Подошел к столу и позвал жену по селектору. Значит, не только сотовая связь, подумал я. Все рационально!
В комнату вошла миловидная женщина лет тридцати пяти в глухом свитере и расстегнутой жилетке. У нее были усталые глаза.
– Галочка, познакомься, это господа из сыскной компании «Луч». Я тебе рассказывал.
Галочка назвалась Галиной и подала нам по очереди руку. Наступила неловкая пауза.
Я сказал:
– Спасибо за теплый прием. Нам хотелось побывать у вас… для полноты картины.
И мы уехали.
«Над островом метель мела
И окна порошила густо…»
Как там дальше? И вообще – что это за стихи? Чьи и откуда? Не припомню. Надо бы вспомнить, раз уж они пришли на память. «На острове метель мела…» Островной городок становится белым и пушистым – забудем о сарказме этого выражения. Белые крыши домов и желтые окна, как на рождественской открытке. Да, он такой, мой родной остров: он полон поэзии, и ратуша на маленькой заснеженной площади похожа на средневековую сказку. И старый замок датского епископа, окруженный рвом с застывшей водой… Ров застелен толстым одеялом из белого пуха, одеяло делается все толще и толще, потому что метель все метет и метет, и уже не верится, что можно запросто пройти по дощатому мостику и проникнуть в замок, купив элементарно билет за десять эстонских крон – для осмотра экспонатов краеведческого музея. В такую метель ни во что реальное не хочется верить. В такую метель экспонаты, конечно же, исчезают из замка датского епископа, и высокие залы заселяются привидениями в белых одеждах, они бродят по замку, легко поднимаясь по винтовым лестницам и бесшумно распахивая стрельчатые окна. Под самой крышей они выходят на поветь, грубо струганный деревянный балкон, монахи, воины и латифундисты, но их невозможно различить на фоне метели: она скрывает белые балахоны. Он такой, мой родной остров, он полон поэзии и фантазии, несмотря на практическую хватку моего народа.
«Над островом метель мела
И окна порошила густо,
Являя дивное искусство
Утихомиривать дела».
Откуда взялись эти строки, из какой книги? Понял! Верней – догадался! Верней – сообразил! Не из какой не из книги, а из московской метели, которая гуляет за окном в Орехове-Борисове. Из метели, в которую вплелись мысли о родимом крае. Взялись из метели, а сложились в моей собственной голове. Выходит, я – поэт? Да нет же. Поэт жил, можно сказать, в прошлом веке. И он-то поймал в силки музыку метели:
«Мело, мело по всей земле,
Во все пределы…»
А я? Должно быть, я еще не до конца выздоровел. Забежал без вызова доктор Игорь Павлович и сказал, что да, не до конца. Температуры нет, но есть остаточные явления. Слышны хрипы. Евгений налил доктору стопочку. Игорь Павлович опять отказался от бутерброда.

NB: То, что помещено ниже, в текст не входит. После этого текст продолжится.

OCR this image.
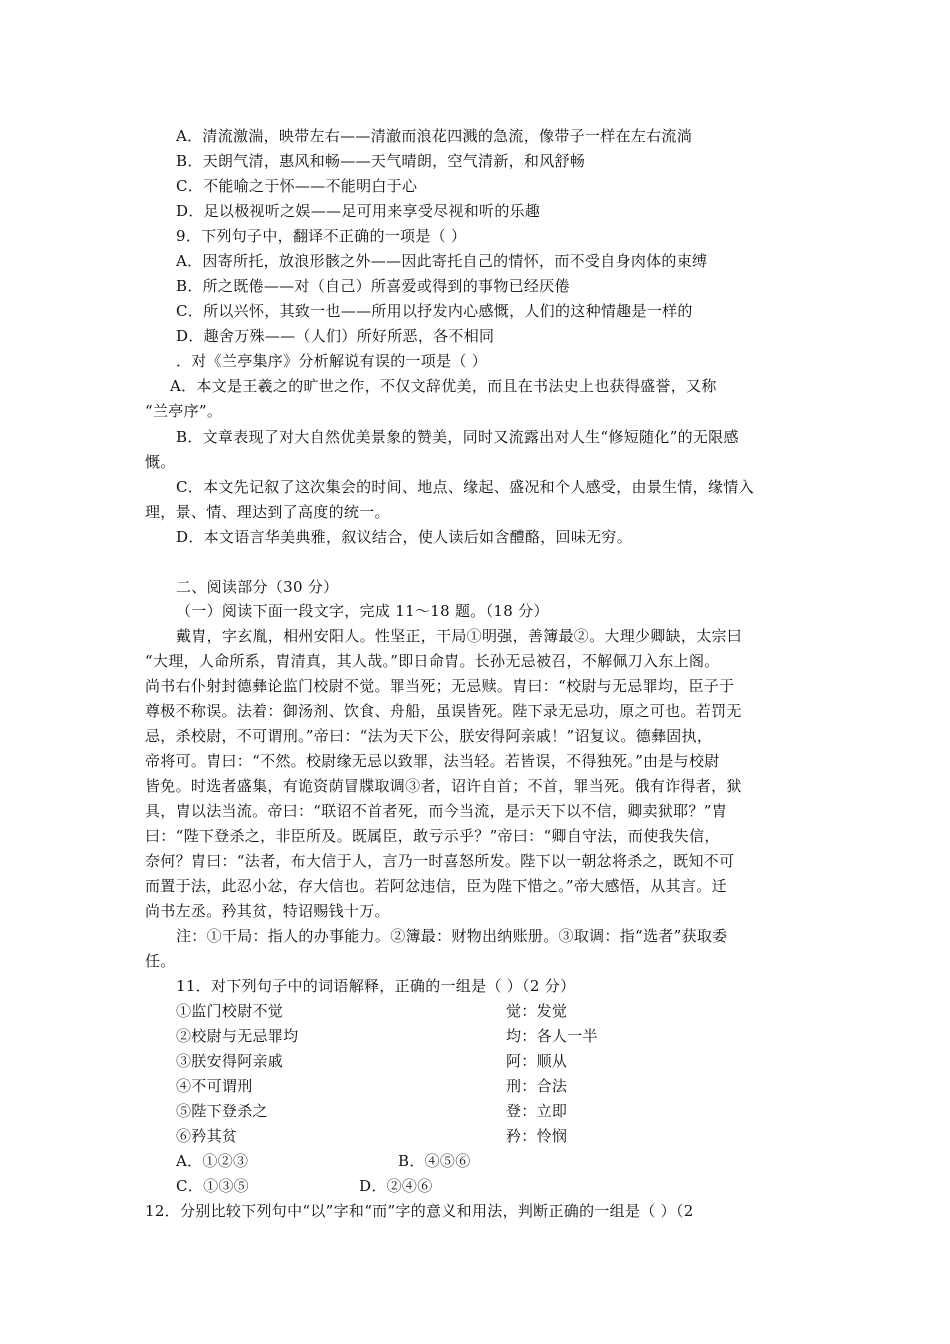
A．清流激湍，映带左右——清澈而浪花四溅的急流，像带子一样在左右流淌
B．天朗气清，惠风和畅——天气晴朗，空气清新，和风舒畅
C．不能喻之于怀——不能明白于心
D．足以极视听之娱——足可用来享受尽视和听的乐趣
9．下列句子中，翻译不正确的一项是（ ）
A．因寄所托，放浪形骸之外——因此寄托自己的情怀，而不受自身肉体的束缚
B．所之既倦——对（自己）所喜爱或得到的事物已经厌倦
C．所以兴怀，其致一也——所用以抒发内心感慨，人们的这种情趣是一样的
D．趣舍万殊——（人们）所好所恶，各不相同
．对《兰亭集序》分析解说有误的一项是（ ）
A．本文是王羲之的旷世之作，不仅文辞优美，而且在书法史上也获得盛誉，又称
“兰亭序”。
B．文章表现了对大自然优美景象的赞美，同时又流露出对人生“修短随化”的无限感
慨。
C．本文先记叙了这次集会的时间、地点、缘起、盛况和个人感受，由景生情，缘情入
理，景、情、理达到了高度的统一。
D．本文语言华美典雅，叙议结合，使人读后如含醴酪，回味无穷。
二、阅读部分（30 分）
（一）阅读下面一段文字，完成 11～18 题。（18 分）
戴胄，字玄胤，相州安阳人。性坚正，干局①明强，善簿最②。大理少卿缺，太宗曰
“大理，人命所系，胄清真，其人哉。”即日命胄。长孙无忌被召，不解佩刀入东上阁。
尚书右仆射封德彝论监门校尉不觉。罪当死；无忌赎。胄曰：“校尉与无忌罪均，臣子于
尊极不称误。法着：御汤剂、饮食、舟船，虽误皆死。陛下录无忌功，原之可也。若罚无
忌，杀校尉，不可谓刑。”帝曰：“法为天下公，朕安得阿亲戚！”诏复议。德彝固执，
帝将可。胄曰：“不然。校尉缘无忌以致罪，法当轻。若皆误，不得独死。”由是与校尉
皆免。时选者盛集，有诡资荫冒牒取调③者，诏许自首；不首，罪当死。俄有诈得者，狱
具，胄以法当流。帝曰：“联诏不首者死，而今当流，是示天下以不信，卿卖狱耶？”胄
曰：“陛下登杀之，非臣所及。既属臣，敢亏示乎？”帝曰：“卿自守法，而使我失信，
奈何？胄曰：“法者，布大信于人，言乃一时喜怒所发。陛下以一朝忿将杀之，既知不可
而置于法，此忍小忿，存大信也。若阿忿违信，臣为陛下惜之。”帝大感悟，从其言。迁
尚书左丞。矜其贫，特诏赐钱十万。
注：①干局：指人的办事能力。②簿最：财物出纳账册。③取调：指“选者”获取委
任。
11．对下列句子中的词语解释，正确的一组是（ ）（2 分）
①监门校尉不觉	觉：发觉
②校尉与无忌罪均	均：各人一半
③朕安得阿亲戚	阿：顺从
④不可谓刑	刑：合法
⑤陛下登杀之	登：立即
⑥矜其贫	矜：怜悯
A．①②③	B．④⑤⑥
C．①③⑤	D．②④⑥
12．分别比较下列句中“以”字和“而”字的意义和用法，判断正确的一组是（ ）（2
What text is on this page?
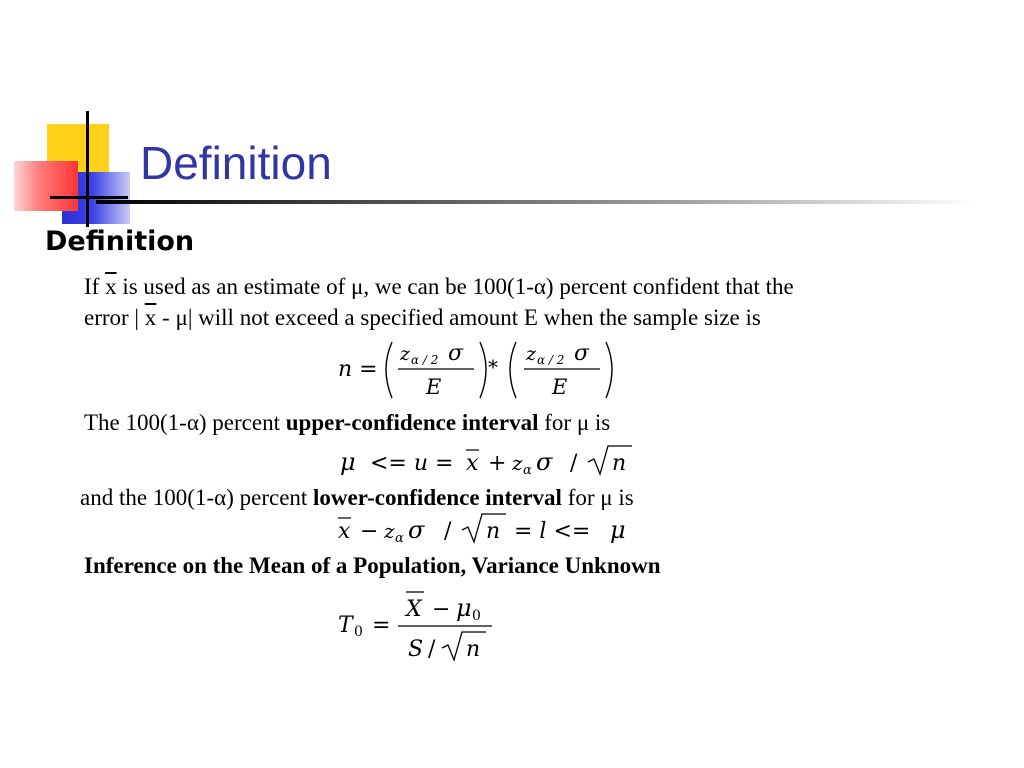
Definition
Definition
If $\overline{x}$ is used as an estimate of μ, we can be 100(1-α) percent confident that the
error | $\overline{x} - \mu|$ will not exceed a specified amount E when the sample size is
n =
z α / 2 σ
E
*
z α / 2 σ
E
The 100(1-α) percent upper-confidence interval for μ is
μ <= u = x + z α σ / n
and the 100(1-α) percent lower-confidence interval for μ is
x − z α σ / n = l <= μ
Inference on the Mean of a Population, Variance Unknown
T 0 =
X − μ 0
S / n
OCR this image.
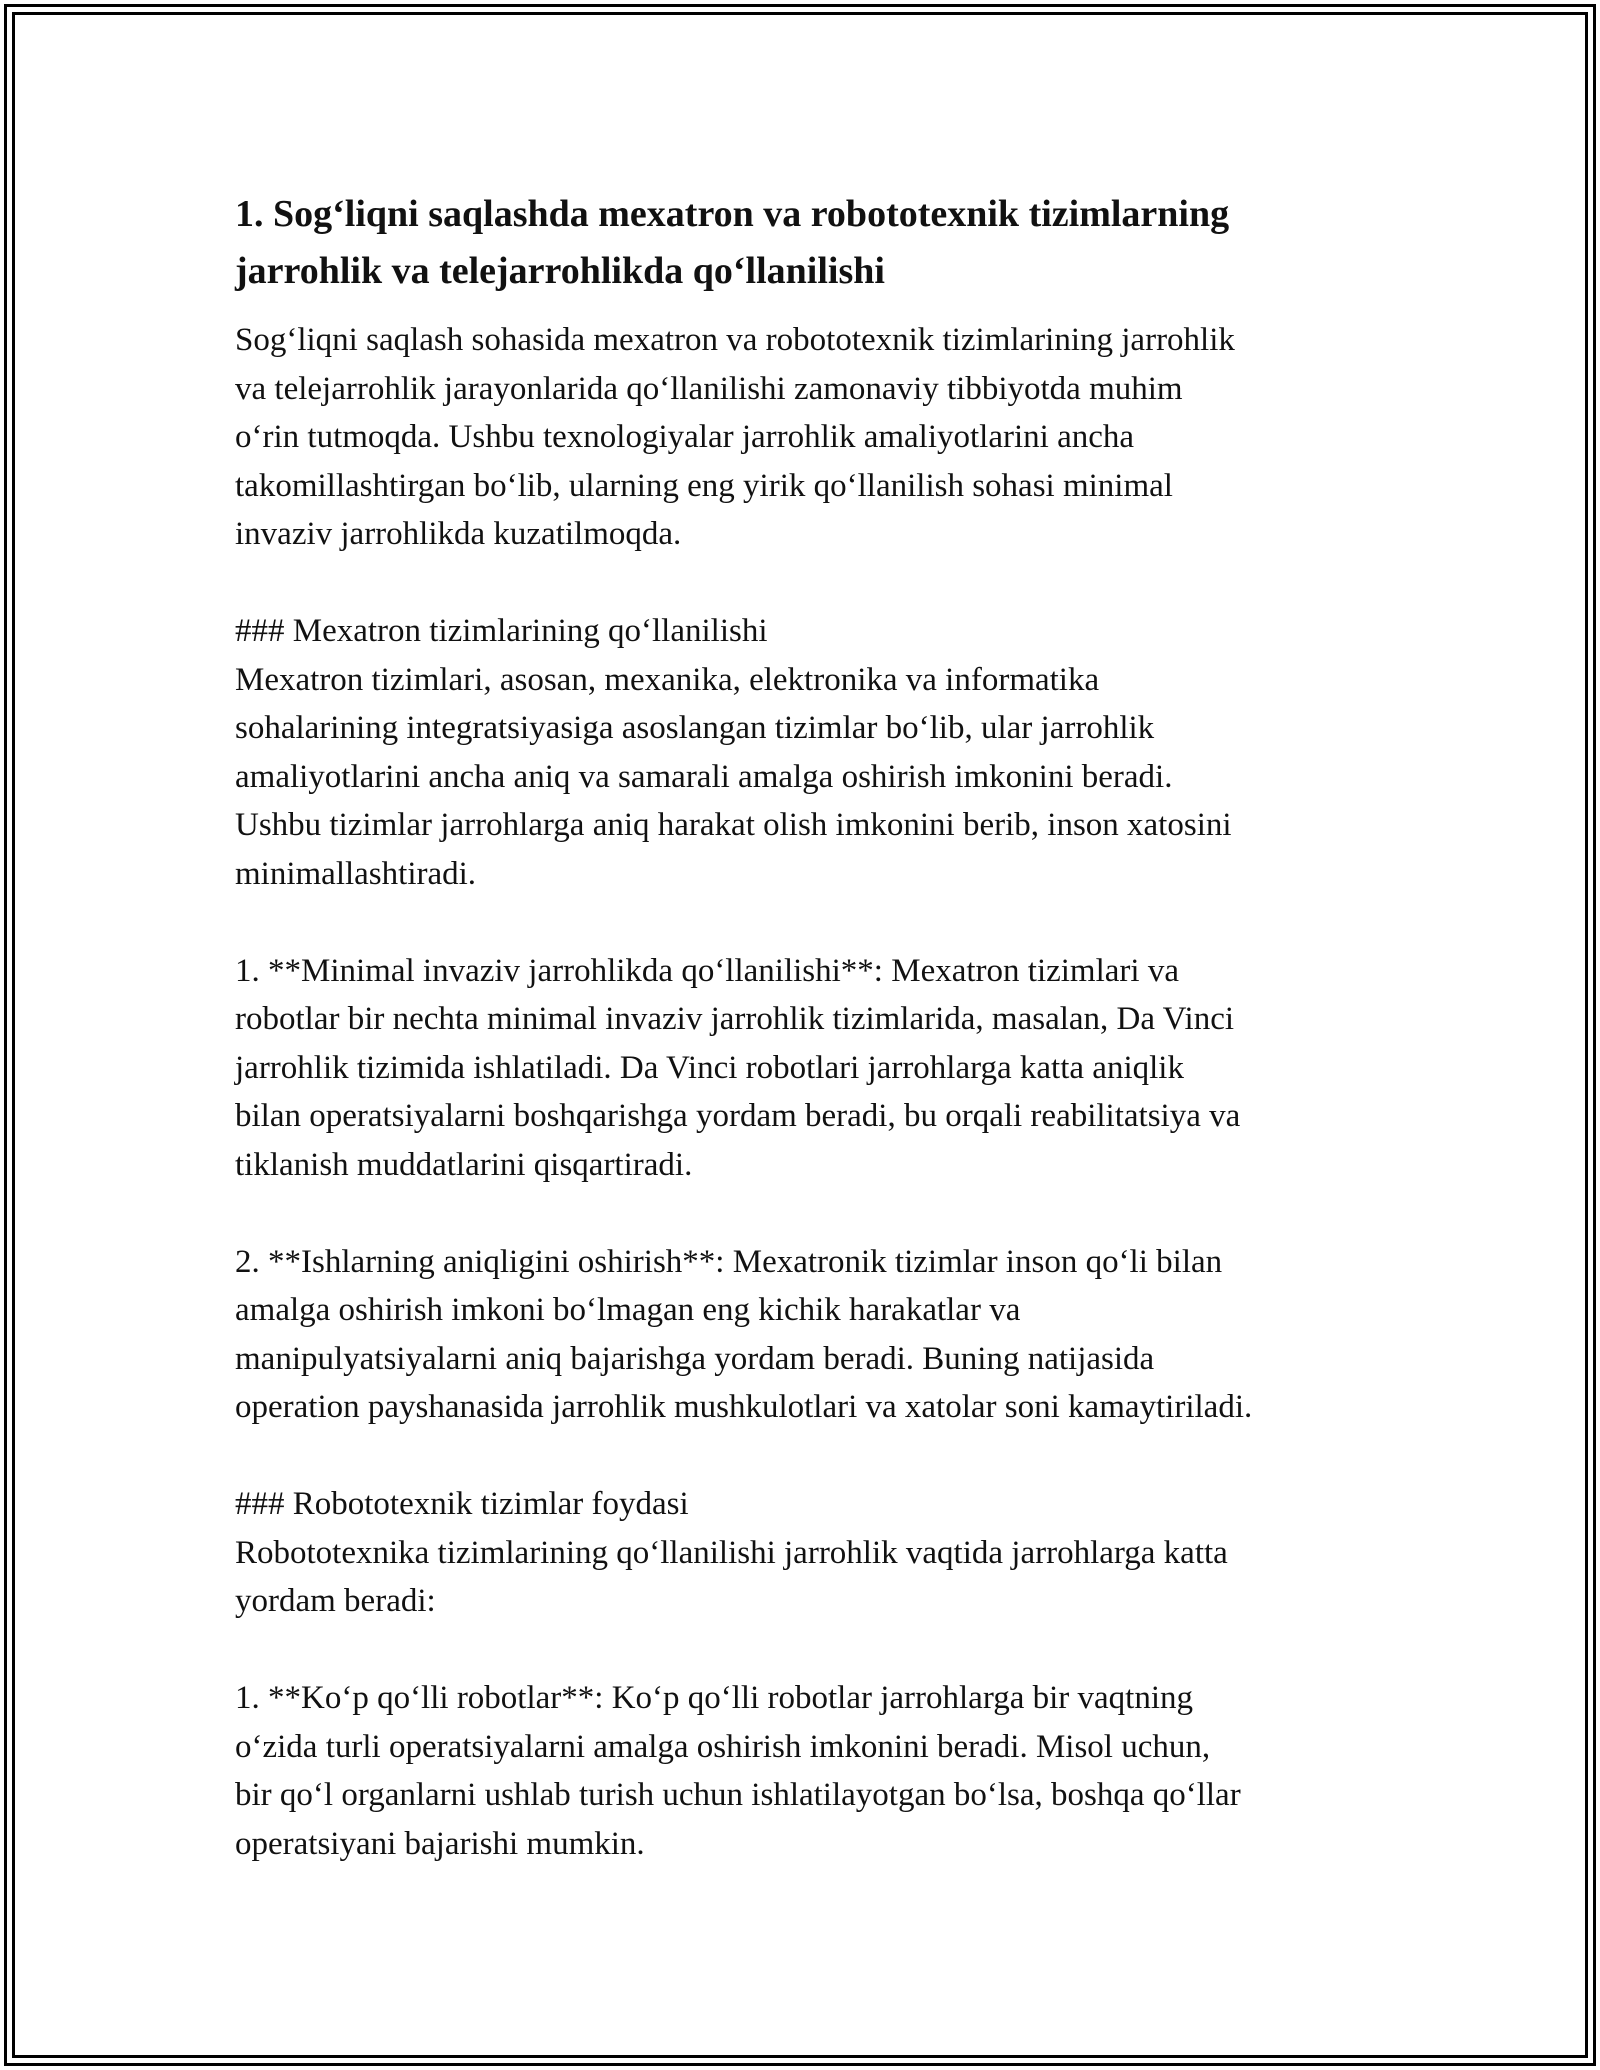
1. Sog‘liqni saqlashda mexatron va robototexnik tizimlarning jarrohlik va telejarrohlikda qo‘llanilishi

Sog‘liqni saqlash sohasida mexatron va robototexnik tizimlarining jarrohlik
va telejarrohlik jarayonlarida qo‘llanilishi zamonaviy tibbiyotda muhim
o‘rin tutmoqda. Ushbu texnologiyalar jarrohlik amaliyotlarini ancha
takomillashtirgan bo‘lib, ularning eng yirik qo‘llanilish sohasi minimal
invaziv jarrohlikda kuzatilmoqda.

### Mexatron tizimlarining qo‘llanilishi

Mexatron tizimlari, asosan, mexanika, elektronika va informatika
sohalarining integratsiyasiga asoslangan tizimlar bo‘lib, ular jarrohlik
amaliyotlarini ancha aniq va samarali amalga oshirish imkonini beradi.
Ushbu tizimlar jarrohlarga aniq harakat olish imkonini berib, inson xatosini
minimallashtiradi.

1. **Minimal invaziv jarrohlikda qo‘llanilishi**: Mexatron tizimlari va
robotlar bir nechta minimal invaziv jarrohlik tizimlarida, masalan, Da Vinci
jarrohlik tizimida ishlatiladi. Da Vinci robotlari jarrohlarga katta aniqlik
bilan operatsiyalarni boshqarishga yordam beradi, bu orqali reabilitatsiya va
tiklanish muddatlarini qisqartiradi.

2. **Ishlarning aniqligini oshirish**: Mexatronik tizimlar inson qo‘li bilan
amalga oshirish imkoni bo‘lmagan eng kichik harakatlar va
manipulyatsiyalarni aniq bajarishga yordam beradi. Buning natijasida
operation payshanasida jarrohlik mushkulotlari va xatolar soni kamaytiriladi.

### Robototexnik tizimlar foydasi

Robototexnika tizimlarining qo‘llanilishi jarrohlik vaqtida jarrohlarga katta
yordam beradi:

1. **Ko‘p qo‘lli robotlar**: Ko‘p qo‘lli robotlar jarrohlarga bir vaqtning
o‘zida turli operatsiyalarni amalga oshirish imkonini beradi. Misol uchun,
bir qo‘l organlarni ushlab turish uchun ishlatilayotgan bo‘lsa, boshqa qo‘llar
operatsiyani bajarishi mumkin.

Я лег, повернулся лицом к стене, стал думать.
Дети Кулибина… Как тут не вспомнить «Дети Ванюшина»? Ни к чему, ни к чему эти литературные знаки. Могучая русская литература, безусловно, всегда решала важнейшие вопросы. Но не столь конкретно, не столь конкретно! Почему Кулибин категорически не рассказывает о детях? Боится. Чего боится? Угрожали? Угрожали. Кто? Кто угрожал? Представители какой, с позволения сказать, организации? И что с охраной этого бывшего магазина, в котором произвели ремонт? С некоторых пор отношение к ремонтам сложилось очень подозрительное, курат!